16:5 わたしは、マケドニア経由でそちらへ行きます。マケドニア州を通りますから、16:6 たぶんあなたがたのところに滞在し、場合によっては、冬を越すことになるかもしれません。そうなれば、次にどこに出かけるにしろ、あなたがたから送り出してもらえるでしょう。16:7 わたしは、今、旅のついでにあなたがたに会うようなことはしたくない。主が許してくだされば、しばらくあなたがたのところに滞在したいと思っています。16:8 しかし、五旬祭まではエフェソに滞在します。16:9 わたしの働きのために大きな門が開かれているだけでなく、反対者もたくさんいるからです。
パウロは、この時、8節にありますように、エフェソにいました。そのパウロが、マケドニアを経由して、コリントの教会に行きたい、と願っていました。このパウロの伝道旅行について書かれた手紙を読んでみますと、7節には、このようなことが書かれていました。「わたしは、今、旅のついでにあなたがたに会うようなことはしたくない。主が許してくだされば、しばらくあなたがたのところに滞在したいと思っています」。ここには、パウロの率直な気持ちが表れています。「わたしは、今、旅のついでにあなたがたに会うようなことはしたくない」と言っているのです。旅のついでに会うようなことはしたくない。この言葉から、パウロという人の人となりがよく分かります。パウロは、人に会う時、ついでに会う、というようなことはしたくなかったのです。ついでに、というのではない。その人にきちんと会いたい、出会いたい、という考えだったのです。
先週、ザアカイとイエスさまの出会いについて触れました。ザアカイという人は、エリコにいた人でしたが、イエスさまがエリコの町を訪れた時、イエスさまを一目見たいと思いましたが、イエスさまの周りには、人が大勢押し寄せていたので、いちじく桑の木に登って、木の上からイエスさまを眺めていたのです。ところが、イエスさまは、そのザアカイを下から見上げて、こう言われました。「ザアカイ、急いで降りて来なさい。今日は、ぜひあなたの家に泊まりたい」(ルカ19章5節)。イエスさまは、ザアカイの名前をお呼びになり、あなたの家に泊まりたい、と言われました。ザアカイ自身は、イエスさまに特別に関わりたいとは思っていなかったと思います。しかし、イエスさまの方は、その名前を知っていた。その存在をおぼえていた、というのです。そして、エリコに来たので、そのついでにあなたに会おうか、ということではありませんでした。ザアカイ、あなたと出会いたい、と言われたのです。イエスさまは、私たち一人一人に対しても、同じように出会いたい、と願っておられるのです。そして、パウロも、コリントの教会の信徒たち一人一人と出会いたい、と願っていたのです。

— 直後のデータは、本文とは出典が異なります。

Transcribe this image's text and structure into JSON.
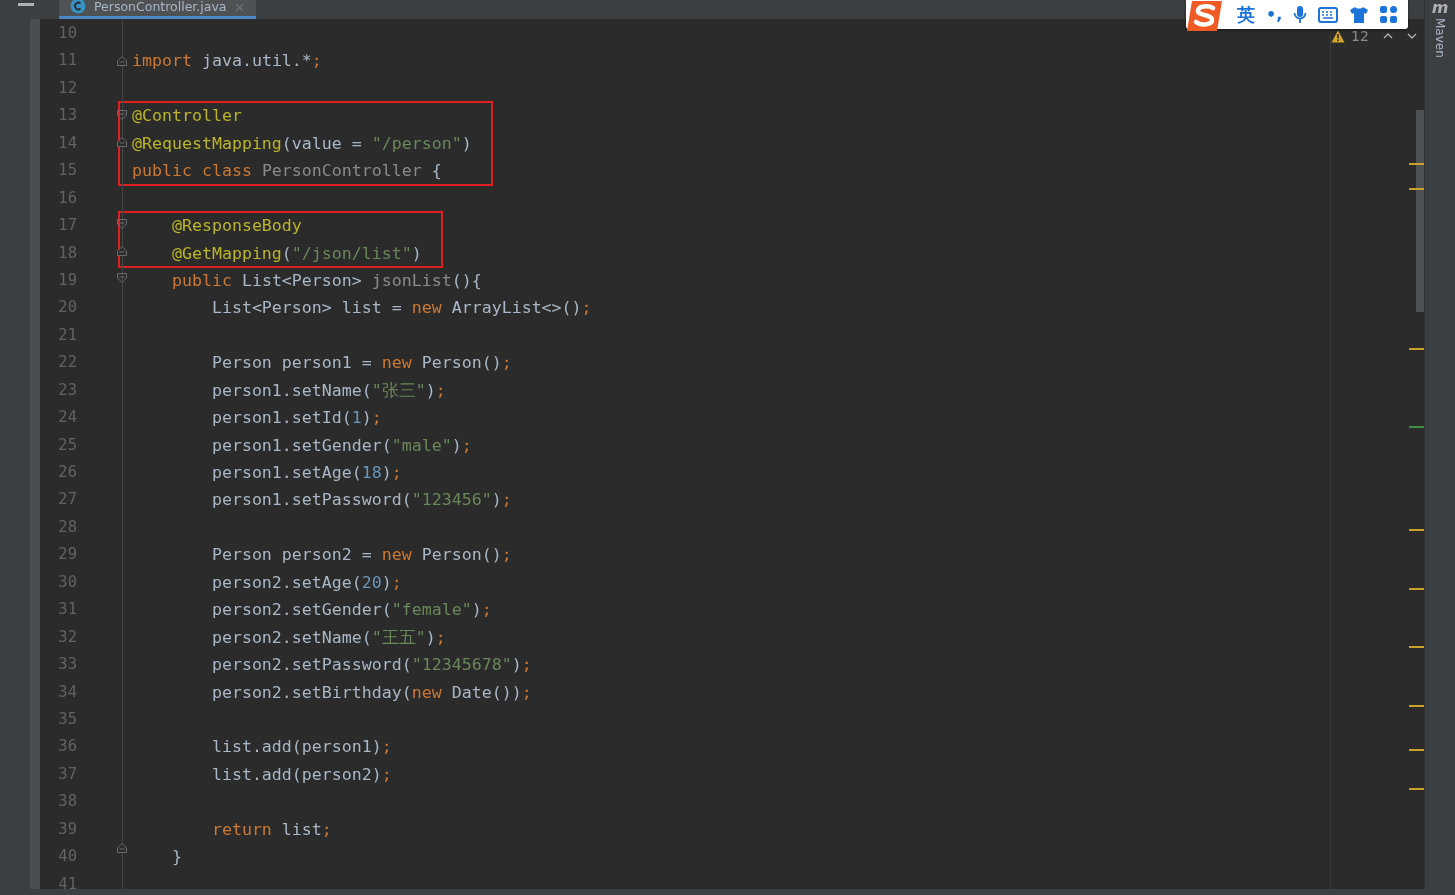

そういうパウロでしたが、このようなことも言っています。「主が許してくだされば、しばらくあなたがたのところに滞在したいと思っています」。「主が許してくだされば」とあります。パウロ自身の思いは、コリントの教会に行きたい。そして、教会のみんなと会いたい、ということでした。しかし、それについて、「主が許してくだされば」とあります。自分の思い、それ以上に、パウロが大切にしたことは、主の思い、主のみ心です。
私たちは、自分の思いが実現することを願い、祈ります。ある時は、その思いが実現することがあります。またある時は、残念ながら、その思いが実現しないこともあります。この前、夏の高校野球の決勝戦がありました。試合内容はもちろん素晴らしかったのですが、どちらの選手も監督も、それぞれに素晴らしいコメントをしていました。負けたチームの監督は「負けた時に人の価値が出る」ということを選手たちに言っていたそうです。この「負けた時」ということですが、これは先ほどの話で言いますと、自分の思いが実現しなかった時、叶わなかった時ということで考えることができると思います。自分の思いが実現しなかったら、私たちはどうするでしょうか。ふてくされてしまうでしょうか。神さまに祈ってもしょうがない、と思うでしょうか。パウロの考えはこうでした。「主が許してくだされば」。これは、あきらめの言葉ではありません。私の人生の主導権は誰が持っているか、そのことを表わしているのです。私たちの人生の主導権、それは誰が持っているでしょうか。それは、自分ではないのです。神さまです。最終的には私たちは、私たちを導いてくださる神さまに、自分の人生を委ねていくのです。神さまが最も良きようにしてくださると信じて委ねていくのです。
(むすび)
16:10 テモテがそちらに着いたら、あなたがたのところで心配なく過ごせるようお世話ください。わたしと同様、彼は主の仕事をしているのです。16:11 だれも彼をないがしろにしてはならない。わたしのところに来るときには、安心して来られるように送り出してください。わたしは、彼が兄弟たちと一緒に来るのを、待っているのです。
16:12 兄弟アポロについては、兄弟たちと一緒にあなたがたのところに行くようにと、しきりに勧めたのですが、彼は今行く意志は全くありません。良い機会が来れば、行くことでしょう。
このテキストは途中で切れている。